La série est d'un sarcasme incroyable, quand on y voit les ministres et conseillers enfiler les bourdes, les déclarations stupides, les improvisations constantes et le manque d'intérêts pour leurs citoyens. Le personnage de Malcolm Tucker, écossais d'une incroyable efficacité doublée d'une agressivité sans borne et s'exprimant avec une quantité incroyable de jurons et d'insultes débitées à un rythme presque difficile à suivre, est le centre physique et psychologique de la série. L'extravagance de The Thick of It est compensée par le réalisme de la réalisation (souvent caméra à l'épaule, les personnages parlent en même temps, improvisent, paniquent, sortent du cadre) et par le réalisme du décor politique (cabinet, opposition, gouvernement de coalition apparaissant en saison 4).

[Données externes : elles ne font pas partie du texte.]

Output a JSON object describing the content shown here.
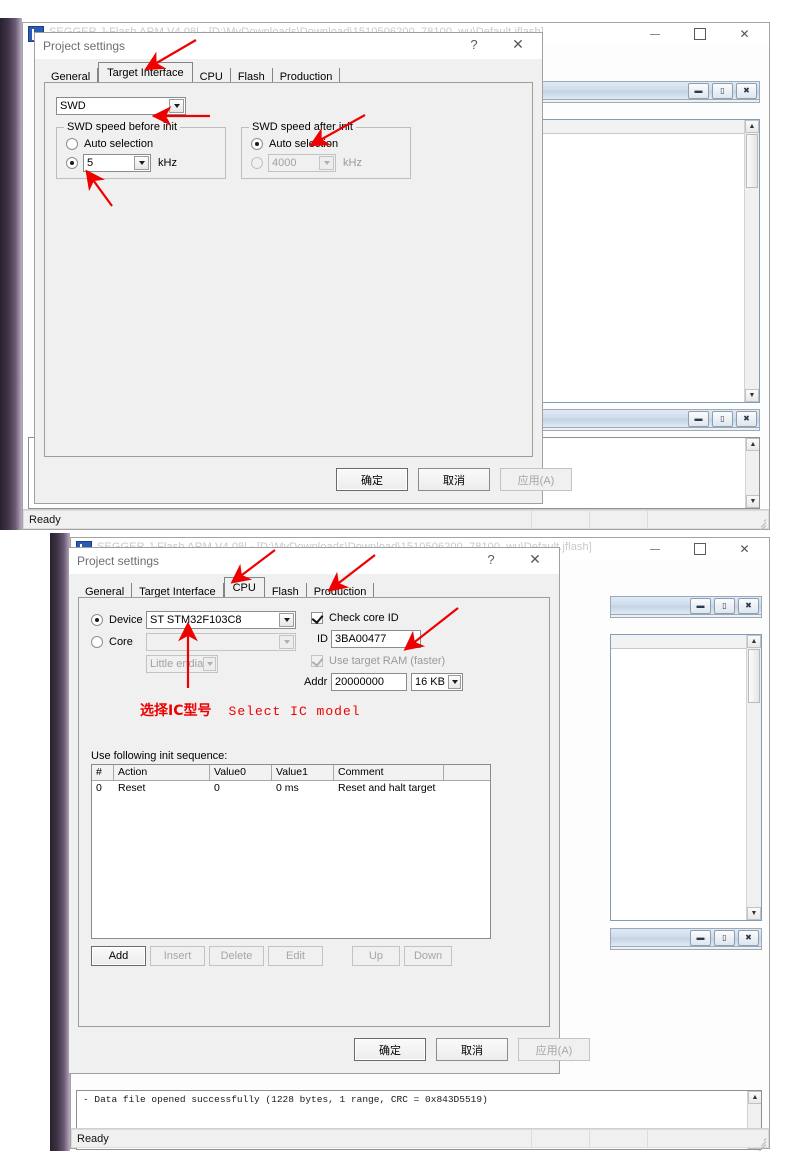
{
  "app": {
    "window_title": "SEGGER J-Flash ARM V4.08l - [D:\\MyDownloads\\Download\\1510506200_78100_wu\\Default.jflash]",
    "status_text": "Ready",
    "log_line": "- Data file opened successfully (1228 bytes, 1 range, CRC = 0x843D5519)",
    "titlebar_buttons": {
      "minimize": "–",
      "maximize": "☐",
      "close": "✕"
    },
    "mdi_buttons": {
      "minimize": "━",
      "restore": "▭",
      "close": "✖"
    }
  },
  "dialog": {
    "title": "Project settings",
    "help_label": "?",
    "close_label": "✕",
    "tabs": [
      {
        "label": "General"
      },
      {
        "label": "Target Interface"
      },
      {
        "label": "CPU"
      },
      {
        "label": "Flash"
      },
      {
        "label": "Production"
      }
    ],
    "buttons": {
      "ok": "确定",
      "cancel": "取消",
      "apply": "应用(A)"
    }
  },
  "target_interface": {
    "active_tab_index": 1,
    "interface_combo": {
      "value": "SWD"
    },
    "speed_before": {
      "caption": "SWD speed before init",
      "auto_label": "Auto selection",
      "auto_selected": false,
      "manual_selected": true,
      "value": "5",
      "unit": "kHz"
    },
    "speed_after": {
      "caption": "SWD speed after init",
      "auto_label": "Auto selection",
      "auto_selected": true,
      "manual_selected": false,
      "value": "4000",
      "unit": "kHz"
    }
  },
  "cpu": {
    "active_tab_index": 2,
    "device_label": "Device",
    "device_selected": true,
    "device_value": "ST STM32F103C8",
    "core_label": "Core",
    "core_selected": false,
    "core_value": "",
    "endian_value": "Little endian",
    "check_core_id": {
      "label": "Check core ID",
      "checked": true
    },
    "id_label": "ID",
    "id_value": "3BA00477",
    "use_target_ram": {
      "label": "Use target RAM (faster)",
      "checked": true,
      "enabled": false
    },
    "addr_label": "Addr",
    "addr_value": "20000000",
    "ram_size_value": "16 KB",
    "init_sequence_label": "Use following init sequence:",
    "table": {
      "columns": [
        "#",
        "Action",
        "Value0",
        "Value1",
        "Comment",
        ""
      ],
      "rows": [
        {
          "num": "0",
          "action": "Reset",
          "value0": "0",
          "value1": "0 ms",
          "comment": "Reset and halt target"
        }
      ]
    },
    "table_buttons": [
      {
        "label": "Add",
        "enabled": true
      },
      {
        "label": "Insert",
        "enabled": false
      },
      {
        "label": "Delete",
        "enabled": false
      },
      {
        "label": "Edit",
        "enabled": false
      },
      {
        "label": "Up",
        "enabled": false
      },
      {
        "label": "Down",
        "enabled": false
      }
    ]
  },
  "annotations": {
    "color": "#ee0000",
    "select_ic_cn": "选择IC型号",
    "select_ic_en": "Select IC model"
  }
}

On raconte que la série est interdite dans les pays francophones, d'où l'absence d'une traduction et diffusion ici, mais les curieux peuvent toujours jeter un oeil au style en écoutant le film qui a été adapté à partir de la série, il y a quelques années (et mis en nomination pour l'Oscar du meilleur scénario): In The Loop. Comme j'avais adoré ce film et trouvé son scènario d'une redoutable efficacité et d'une grande finesse d'écriture, j'étais très heureux de pouvoir visionner en direct une saison entière de The Thick of It lors de mon séjour.
Miranda
Si vous aimez votre humour un peu moins chargé et un peu moins politique, alors Miranda est l'idéal pour vous immerger dans l'humour britannique et la culture du pays. Miranda Hart est une humoriste anglaise - qui a également publié des livres - qui écrit cette série centrée sur un personnage homonyme avec laquelle elle explore les traits anglais avec un ton irrévérencieux mais néanmoins poli. L'exercice est déjà en soi un élément intéressant pour qui s'intéresse à la culture locale. La vie personnelle et professionnelle du personnage de Miranda n'est évidemment qu'un prétexte pour se pencher avec humour sur les déviances de la société britannique, mais la série ne serait pas aussi bonne si ce n'était de l'originalité de la réalisation et du point de vue; comme par exemple lorsque Miranda s'adresse au spectateur, un artifice difficile à maitriser mais utilisé ici avec intelligence. Il faut comprendre qu'on ne rit pas avec Miranda de la même manière que ce qui se dégage de The Thick of It ou Have I Got News for You, mais on rit néanmoins beaucoup. De plus, pour le visiteur de passage, Miranda permet de profiter du miroir culturel qu'elle renvoie à ses concitoyens.
Episodes
Je termine ce survol de ma télé anglaise avec une émission qui est également diffusée aux États-Unis - et probablement la seule de disponible en DVD au Québec: Episodes, qui comporte pour le moment deux saisons. Essentiellement, Episodes est une histoire d'autodérision qui met en scène le choc culturel et les divergences de points de vue, ainsi que les préjugés respectifs, de la culture britannique et de la culture américaine issue d'Hollywood. On y suit les mésaventures de deux auteurs anglais à succès, dans leur tentative d'adapter leur série culte pour le marché américain avec un producteur hollywoodien. Grincement de dents, humour noir, satire de la production télé aux États-Unis, Episodes est un concentré satirique sur les différences culturelles dans le milieu de la télévision. Le concept pousse son idée centrale jusqu'à intégrer l'acteur Matt LeBlanc dans une version fictive de son propre rôle d'acteur hollywoodien post-Friends en quête d'un nouveau succès, rempli de bonnes intentions mais aussi de préjugés qui expliquent pour la plupart l'échec de ses projets.